Bush’s political situation would no doubt be better today if he hadn’t taken on Iraq, assuming Saddam hadn’t used any of those weapons of mass destruction he claims he doesn’t have. The president would be concentrating on a limited war on terrorism, aimed at al Qaeda. With two of the top five al Qaeda operatives captured or dead and Osama bin Laden possibly cornered and with no further terrorist attacks on American soil, “Bush’s poll numbers would be sky high,” insists a presidential adviser.
Maybe so, but Bush has chosen to take risks. He’s allowed his schedule to be preoccupied by Iraq. He cancelled a luncheon with members of Congress last week to talk on the phone to British prime minister Tony Blair, who’s nervous about losing support in Parliament. A few days earlier, while addressing a group of health care experts on Medicare reform, the president devoted the first 15 minutes to talking about Iraq.

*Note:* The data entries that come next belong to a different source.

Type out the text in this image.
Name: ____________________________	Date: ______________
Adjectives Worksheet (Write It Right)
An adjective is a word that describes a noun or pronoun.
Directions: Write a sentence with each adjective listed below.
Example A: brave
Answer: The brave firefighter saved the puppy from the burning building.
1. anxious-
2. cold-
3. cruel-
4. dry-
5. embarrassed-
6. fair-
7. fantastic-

Most striking of all, he’s been willing to go to the U.N. and linger there to prove he’s made every effort to avoid war. This seems to have assuaged few of his critics. Because Blair wants a new resolution declaring Saddam still in noncompliance with U.N. orders to disarm, Bush has gone along, even to the point of lobbying leaders of small, insignificant countries with Security Council seats, but with no stake in liberating Iraq or winning the war on terrorism.
The entire U.N. offensive now looks like a mistake, but an understandable one. It was Secretary of State Colin Powell’s idea, but Bush made the decision. In their defense, neither Powell nor Bush could have known that France’s opposition to serious Iraqi disarmament or regime change would be so hostile and implacable. At least Blair’s support has been equally implacable.
All is hardly lost. In fact, not much has been lost. Bush hasn’t panicked. Every report from the White House is that he’s as firm as ever in his belief that Saddam must go and that Bush himself must make sure it happens. Rather than allies’ encouraging Bush, it’s been his task to buck them up when they’ve grown weary in warding off opposition at home. The weary include his two closest allies, Blair and Spanish prime minister Jose Maria Aznar.
The good news for Bush is that he still has considerable clout with the American public. Bush loathes press conferences, but he did well enough on March 6 that he changed public opinion. Backing for war and regime change increased. Better yet, the jump was exceeded by the national desire (up 15 percentage points in a Fox news survey) to stop dithering at the U.N. and start fighting. I suspect that is Bush’s sentiment exactly.
Fred Barnes is executive editor of The Weekly Standard.